Au cours de son audition devant la commission des finances, Mme Chantal Jouanno, secrétaire d'Etat à l'écologie, a suggéré que le poids des « niches vertes » demeurait raisonnable, au moins en comparaison du coût des « niches grises ».
Ces dernières prennent généralement la forme de dispositifs de détaxation totale ou partielle des consommations énergétiques au bénéfice de professions fortement exposées à la hausse du prix des combustibles ou des carburants. Analysées comme des mesures de soutien économique sectoriel, elles constituent néanmoins, d'un point de vue strictement environnemental, des encouragements à polluer .
Ne disposant d'aucune évaluation globale de la dépense fiscale en matière environnementale, votre rapporteur général s'est attaché à recenser le coût des mesures dérogatoires chiffrées dans les annexes « Voies et moyens » des projets de loi de finances pour 2007, 2008 et 2009.

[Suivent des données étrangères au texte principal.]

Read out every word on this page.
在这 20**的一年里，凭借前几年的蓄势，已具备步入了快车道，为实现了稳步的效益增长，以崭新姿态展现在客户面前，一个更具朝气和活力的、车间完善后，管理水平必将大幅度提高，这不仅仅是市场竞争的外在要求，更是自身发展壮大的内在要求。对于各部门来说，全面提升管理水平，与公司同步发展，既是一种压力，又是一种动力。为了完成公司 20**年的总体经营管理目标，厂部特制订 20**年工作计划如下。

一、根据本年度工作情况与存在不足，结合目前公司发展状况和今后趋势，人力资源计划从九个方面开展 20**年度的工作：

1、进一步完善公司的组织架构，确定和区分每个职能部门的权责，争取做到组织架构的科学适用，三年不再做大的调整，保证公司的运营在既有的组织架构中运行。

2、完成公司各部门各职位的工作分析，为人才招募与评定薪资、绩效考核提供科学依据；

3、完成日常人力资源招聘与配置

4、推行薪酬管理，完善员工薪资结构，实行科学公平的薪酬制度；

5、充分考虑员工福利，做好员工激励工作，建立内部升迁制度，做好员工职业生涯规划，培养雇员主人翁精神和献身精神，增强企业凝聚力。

Il en ressort que le coût de l'ensemble des « niches grises » , entendues comme les mécanismes de défiscalisation au titre des accises énergétiques, avoisinait 5,3 milliards d'euros en 2009 , soit davantage que le produit attendu de la taxe carbone ( cf . tableau ci-après).
La dépense fiscale associée aux « niches grises »
(en millions d'euros)
* Dispositifs ayant cessé d'être considérés comme des dépenses fiscales à compter de 2009, dans la mesure où ils résultent de l'application de dispositions conventionnelles (droit international ou directive européenne).
Source : commission des finances
La même année, la dépense fiscale associée aux « niches vertes » était estimée à 1,6 milliard d'euros , après voir culminé à 2,1 milliards d'euros en 2008 en raison de la montée en puissance du crédit d'impôt « développement durable » (art. 200 quater du code général des impôts). Votre rapporteur général observe toutefois que ce montant total est susceptible d'augmenter à nouveau à compter de 2010, compte tenu de l'adoption, dans le cadre de la loi de finances pour 2009, de « niches » nouvelles, telles que le prêt à taux zéro destiné au financement de travaux d'amélioration de la performance énergétique des logements anciens, dont le coût pourrait culminer à 908 millions d'euros en 2014.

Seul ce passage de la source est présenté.